Association between genotypes and presence of PBC in the case series and controls was analyzed by applying Fisher's exact test with a significance level α = 5% and odds ratio calculations. Odds ratio (OR) and Relative Risk (RR), with a 95% confidence interval, were calculated when appropriate. The analysis was performed by using StatXact-5 and LogXact-4 of Cytel Software Corporation (www.cytel.com).
The sequencing the exon 25 of MRP2 gene indicated a novel mutation (t3563a) in codon 1188. This mutation resulted from the substitution of valine by glutamate (V1188E) (Fig. 1).
A heterozygous mutation (wt/mutation) was present in 19 of 101 (18.8%) Italian patients with PBC, in 12 of 101 (11.9%) Italian controls (P = .241), and in 5 of 76 (6.6%) patients from the United States. The association between genotypes and the Italian or the United States cases was statistically significant (P = .02, OR = 3.29, 95%CI: 1.17-9.26) (Table 1). All other patients were homozygous wt/wt carriers.
|Wt/Mutation N/Total (%)|
|US PBC||5/76 (6.6%)*|
|Italian PBC||19/101 (18.8%)|
|Italian controls||12/101 (11.9%)|
V1188E was identified in 17 of 87 (19.5%) patients who reported pruritus, and in 7 of 90 patients who did not (7.8%) (P = .02, RR = 2.51, 95% CI: 1.13-5.69). In the patients from Italy, the V1188E mutation was present in 13 of 39 (33.3%) patients with pruritus and in 6 of 62 (9.7%) patients without pruritus (P = .003, RR = 3.44, 95% CI: 1.47-8.20). In the group of patients from the United States, the mutation was found in 4 of the 48 patients with pruritus (8.3%) and in 1 of the 28 patients (3.6%) without pruritus (P = .42, RR = 2.33, 95%CI: 0.37-15.4) (Table 2).

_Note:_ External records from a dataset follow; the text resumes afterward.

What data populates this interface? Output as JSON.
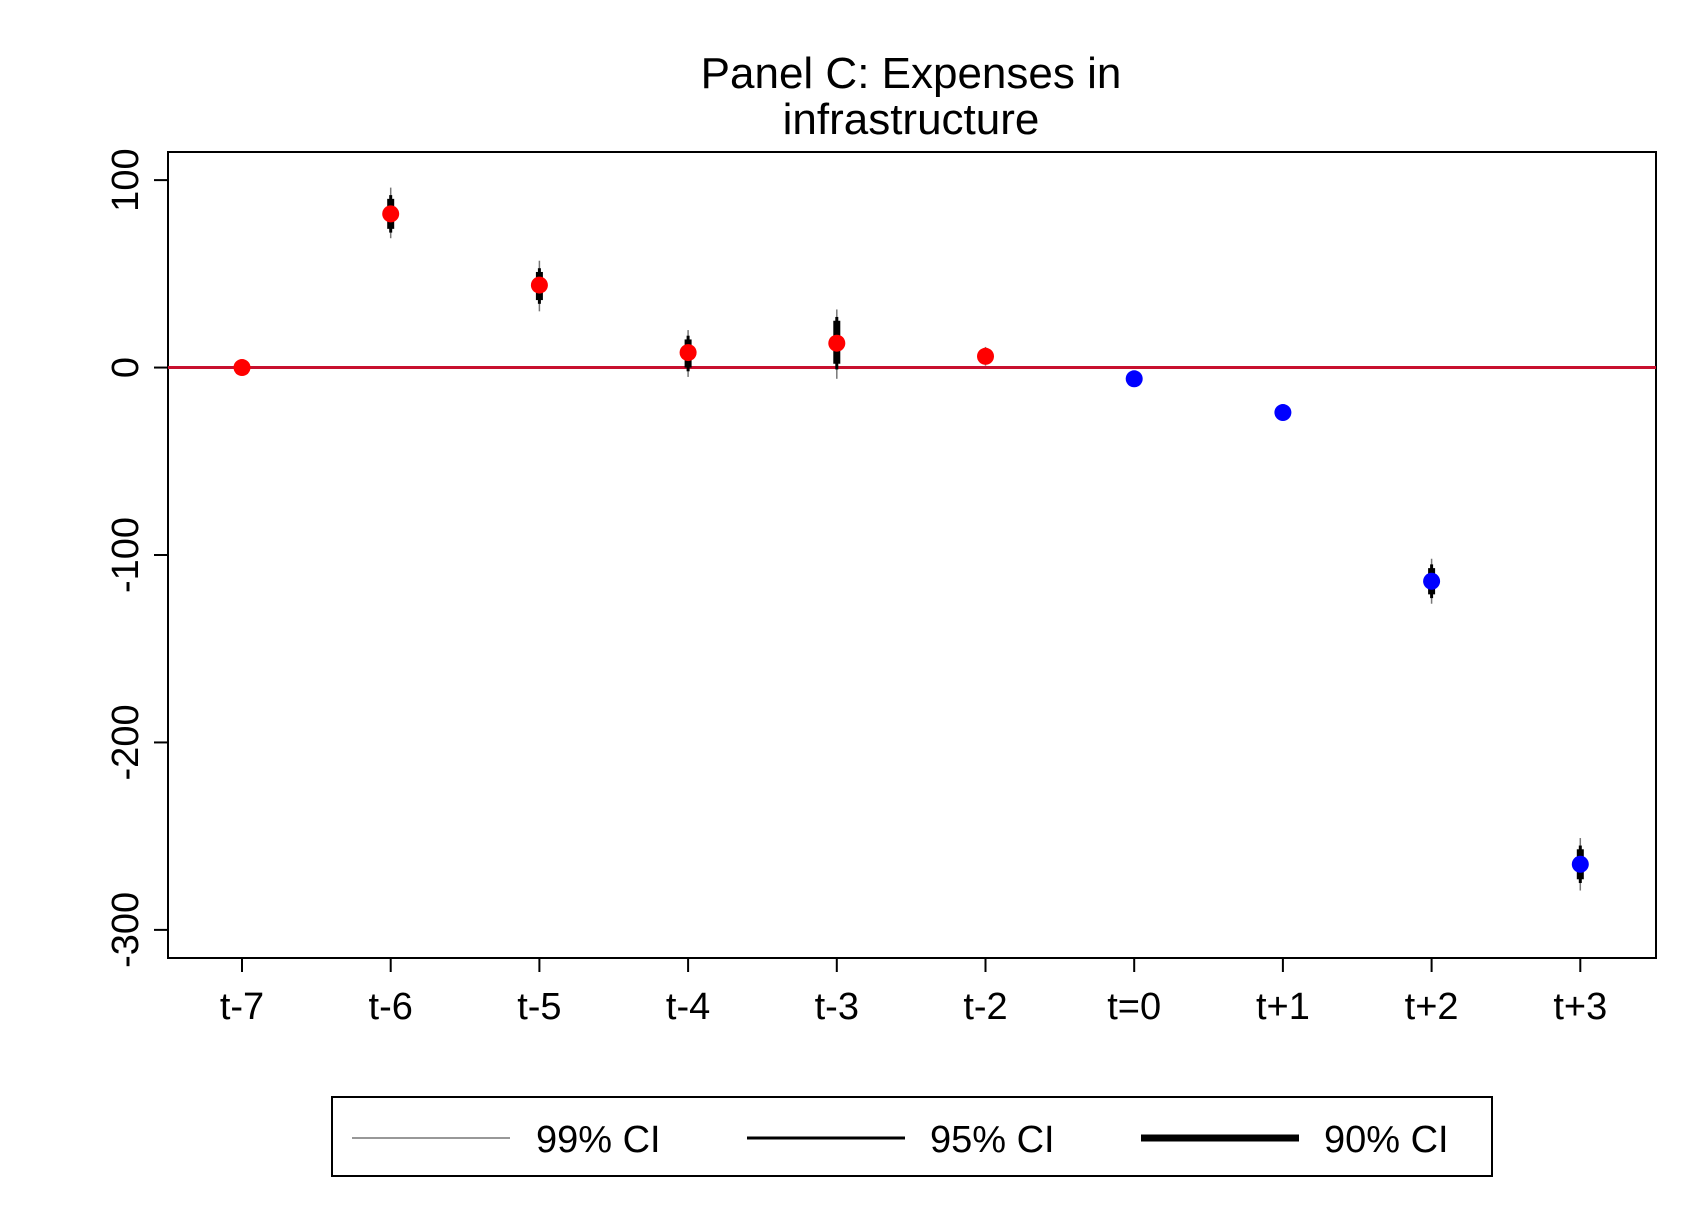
{
  "chart_data": {
    "type": "scatter",
    "title": [
      "Panel C: Expenses in",
      "infrastructure"
    ],
    "xlabel": "",
    "ylabel": "",
    "categories": [
      "t-7",
      "t-6",
      "t-5",
      "t-4",
      "t-3",
      "t-2",
      "t=0",
      "t+1",
      "t+2",
      "t+3"
    ],
    "ylim": [
      -315,
      115
    ],
    "yticks": [
      100,
      0,
      -100,
      -200,
      -300
    ],
    "ytick_labels": [
      "100",
      "0",
      "-100",
      "-200",
      "-300"
    ],
    "reference_line": {
      "y": 0,
      "color": "#c8102e"
    },
    "grid": false,
    "points": [
      {
        "x": "t-7",
        "y": 0,
        "color": "#ff0000",
        "ci90": [
          0,
          0
        ],
        "ci95": [
          0,
          0
        ],
        "ci99": [
          0,
          0
        ]
      },
      {
        "x": "t-6",
        "y": 82,
        "color": "#ff0000",
        "ci90": [
          74,
          90
        ],
        "ci95": [
          72,
          92
        ],
        "ci99": [
          69,
          96
        ]
      },
      {
        "x": "t-5",
        "y": 44,
        "color": "#ff0000",
        "ci90": [
          36,
          51
        ],
        "ci95": [
          34,
          53
        ],
        "ci99": [
          30,
          57
        ]
      },
      {
        "x": "t-4",
        "y": 8,
        "color": "#ff0000",
        "ci90": [
          0,
          15
        ],
        "ci95": [
          -2,
          17
        ],
        "ci99": [
          -5,
          20
        ]
      },
      {
        "x": "t-3",
        "y": 13,
        "color": "#ff0000",
        "ci90": [
          2,
          25
        ],
        "ci95": [
          -1,
          27
        ],
        "ci99": [
          -6,
          31
        ]
      },
      {
        "x": "t-2",
        "y": 6,
        "color": "#ff0000",
        "ci90": [
          3,
          9
        ],
        "ci95": [
          2,
          10
        ],
        "ci99": [
          1,
          11
        ]
      },
      {
        "x": "t=0",
        "y": -6,
        "color": "#0000ff",
        "ci90": [
          -6,
          -6
        ],
        "ci95": [
          -6,
          -6
        ],
        "ci99": [
          -6,
          -6
        ]
      },
      {
        "x": "t+1",
        "y": -24,
        "color": "#0000ff",
        "ci90": [
          -24,
          -24
        ],
        "ci95": [
          -24,
          -24
        ],
        "ci99": [
          -24,
          -24
        ]
      },
      {
        "x": "t+2",
        "y": -114,
        "color": "#0000ff",
        "ci90": [
          -121,
          -107
        ],
        "ci95": [
          -123,
          -105
        ],
        "ci99": [
          -126,
          -102
        ]
      },
      {
        "x": "t+3",
        "y": -265,
        "color": "#0000ff",
        "ci90": [
          -273,
          -257
        ],
        "ci95": [
          -275,
          -255
        ],
        "ci99": [
          -279,
          -251
        ]
      }
    ],
    "legend": {
      "position": "bottom",
      "entries": [
        {
          "label": "99% CI",
          "style": "thin-gray"
        },
        {
          "label": "95% CI",
          "style": "medium-black"
        },
        {
          "label": "90% CI",
          "style": "thick-black"
        }
      ]
    }
  }
}
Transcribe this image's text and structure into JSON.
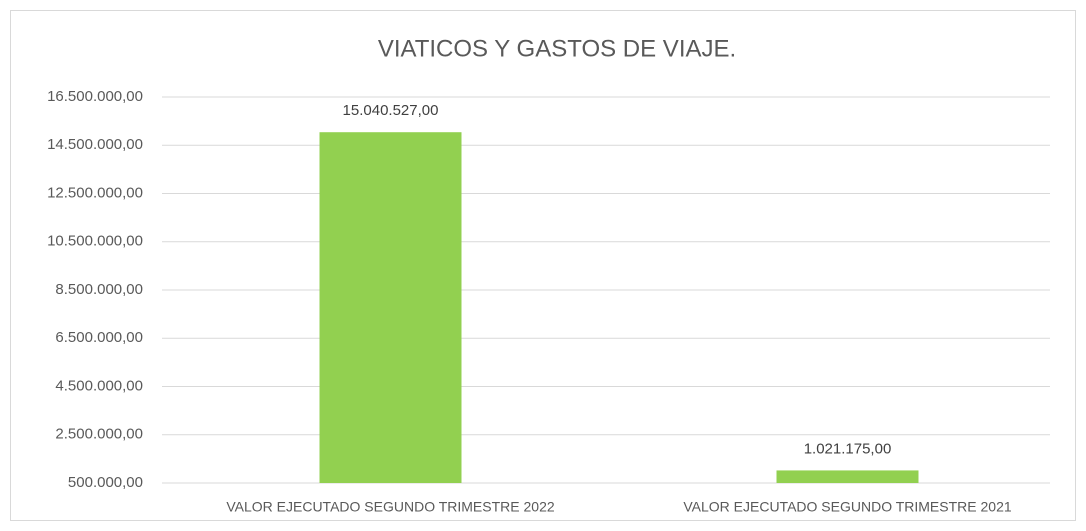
{
  "chart_data": {
    "type": "bar",
    "title": "VIATICOS Y GASTOS DE VIAJE.",
    "categories": [
      "VALOR EJECUTADO SEGUNDO TRIMESTRE 2022",
      "VALOR EJECUTADO SEGUNDO TRIMESTRE 2021"
    ],
    "values": [
      15040527,
      1021175
    ],
    "value_labels": [
      "15.040.527,00",
      "1.021.175,00"
    ],
    "color": "#92d050",
    "ylim": [
      500000,
      16500000
    ],
    "yticks": [
      {
        "value": 500000,
        "label": "500.000,00"
      },
      {
        "value": 2500000,
        "label": "2.500.000,00"
      },
      {
        "value": 4500000,
        "label": "4.500.000,00"
      },
      {
        "value": 6500000,
        "label": "6.500.000,00"
      },
      {
        "value": 8500000,
        "label": "8.500.000,00"
      },
      {
        "value": 10500000,
        "label": "10.500.000,00"
      },
      {
        "value": 12500000,
        "label": "12.500.000,00"
      },
      {
        "value": 14500000,
        "label": "14.500.000,00"
      },
      {
        "value": 16500000,
        "label": "16.500.000,00"
      }
    ],
    "grid": true
  }
}
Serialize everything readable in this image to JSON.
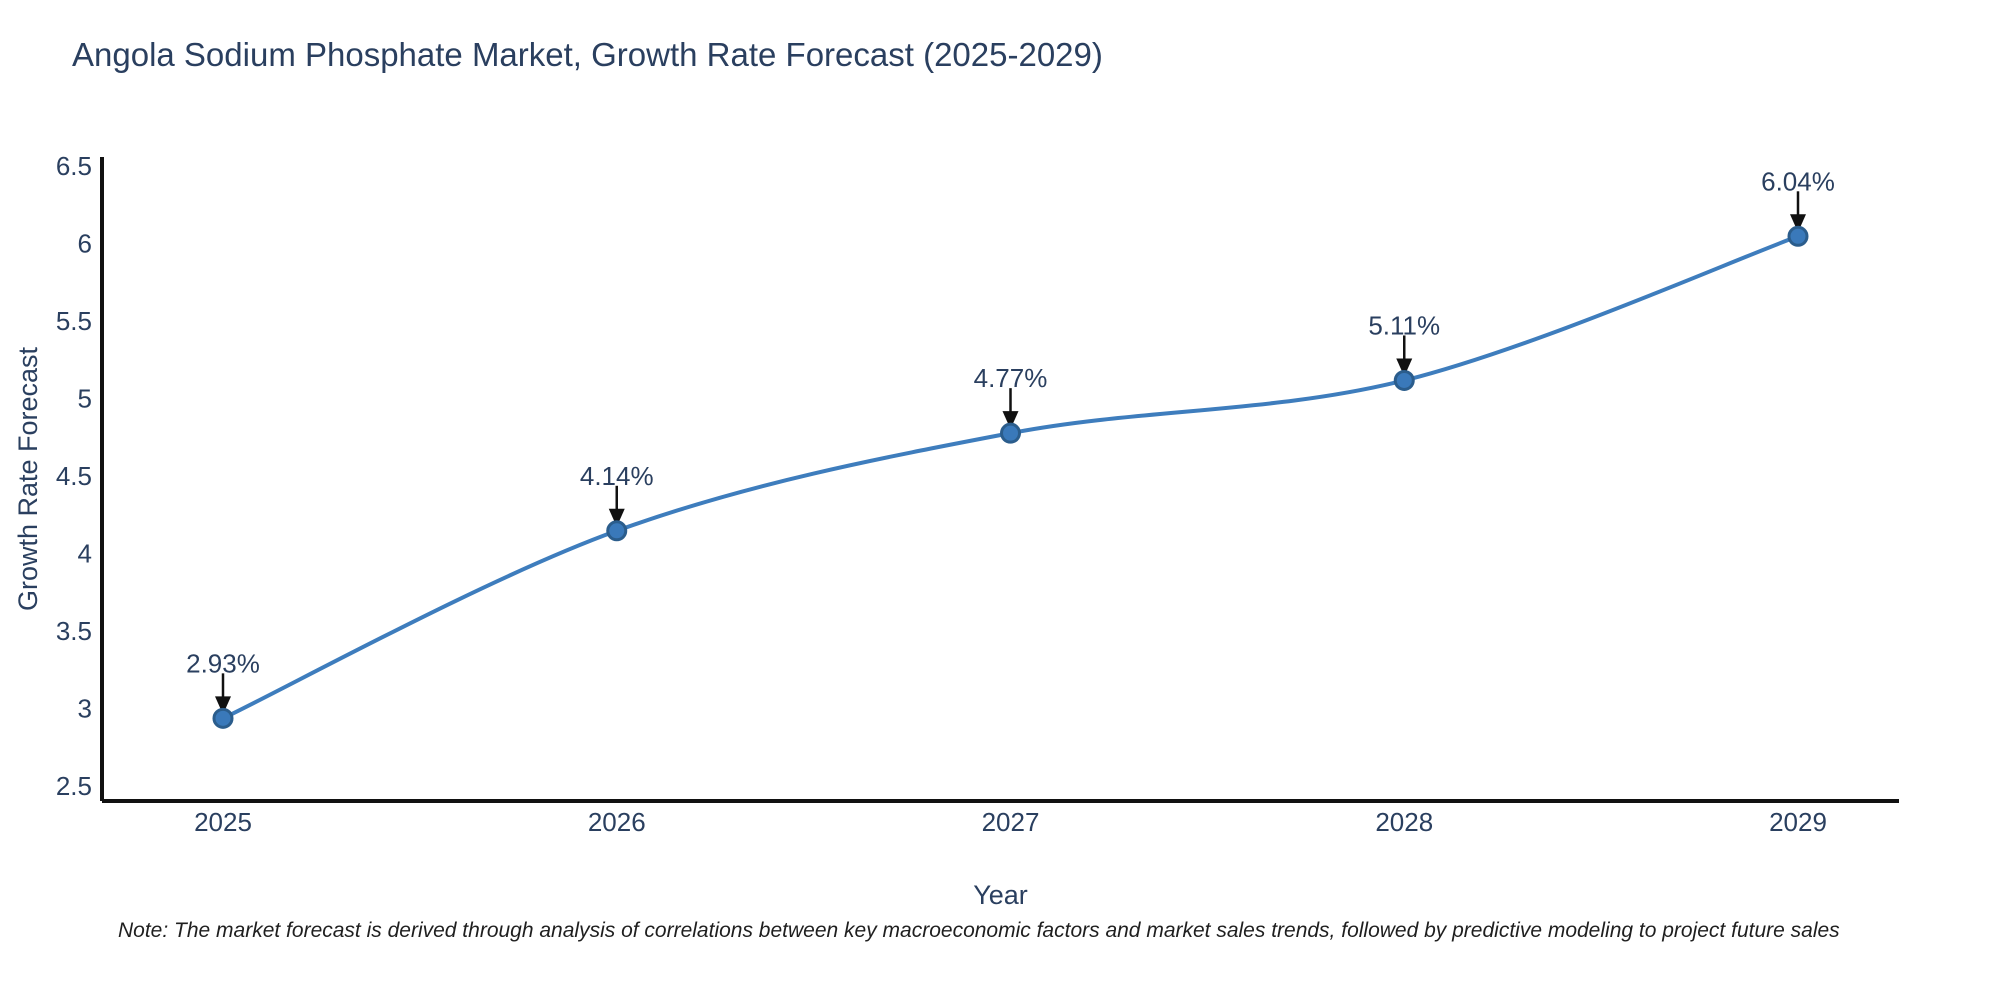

|Symptom and Genotype||Total PBC Population (N = 177)||PBC Patients From Italy (N = 101)||PBC Patients From the United States (N = 76)|
|wt/m||17 (19.5%)||13 (33.3%)||4 (8.3%)|
|wt/wt||70 (80.5%)||26 (66.7%)||44 (91.7%)|
|Total||87 (100%)||39 (100%)||48 (100%)|
|wt/m||7 (7.8%)||6 (9.7%)||1 (3.6%)|
|wt/wt||83 (92.2%)||56 (90.3%)||27 (96.4%)|
|Total||90 (100%)||62 (100%)||28 (100%)|
|RR (95%CI)||2.51 (1.13–5.69)||3.44 (1.47–8.20)||2.33 (0.37–15.4)|
|P value (pruritus vs. no pruritus)||.02||.003||.42|
We identified a novel polymorphism in exon 25, in which valine was substituted by glutamate in position 1188 (V1188E) in the gene that codes for MRP2. This polymorphism was present more frequently in Italian patients with PBC than in the patients from the United States. V1188E was associated with pruritus in the patients with PBC.
MRP2 is a membrane protein with 1,545 amino acids and contains 17 transmembrane (TM) segments organized into three membrane-spanning domains (MSD0, MSD1, MSD2).8 The V1188E polymorphism is located in the MSD2 membrane-spanning domain, in the cytoplasmic loop linking TM15 and TM16. This region is suggested to play an important role as a substrate-binding site. Although photoaffinity labeling studies have not as yet been reported for MRP2, inferences about substrate binding sites have been made on the basis of site-directed mutagenesis.9 These studies indicate the involvement of several TM segments, including T16 in the human protein and in the rat.10, 11 Finally, the novel V1188E mutation located in the cytoplasmic loop between T15 and T16 might reduce the ability of the protein to transport substrates.
A pathogenic role of this mutation alone is doubtful, as the frequency of V1188E in controls is similar to that of patients with PBC in the Italian group of subjects; however, the development of pruritus in any of these control subjects were they to develop cholestasis is unknown.
These data suggest that polymorphisms in MRP2 may be associated with pruritus in PBC. No data suggest that the presence of infrequent SNP in the MRP2 gene may be associated with a decrease in the in vivo function of the transporter.12 Thus, MRP2 may participate in the transport of the pruritogen(s) or its cofactors in cholestasis. Possible mechanisms by which V1188E affects the development of pruritus of cholestasis include alterations in the transport of pruritogen(s) or its cofactors from the hepatocyte into bile or into the central nervous system.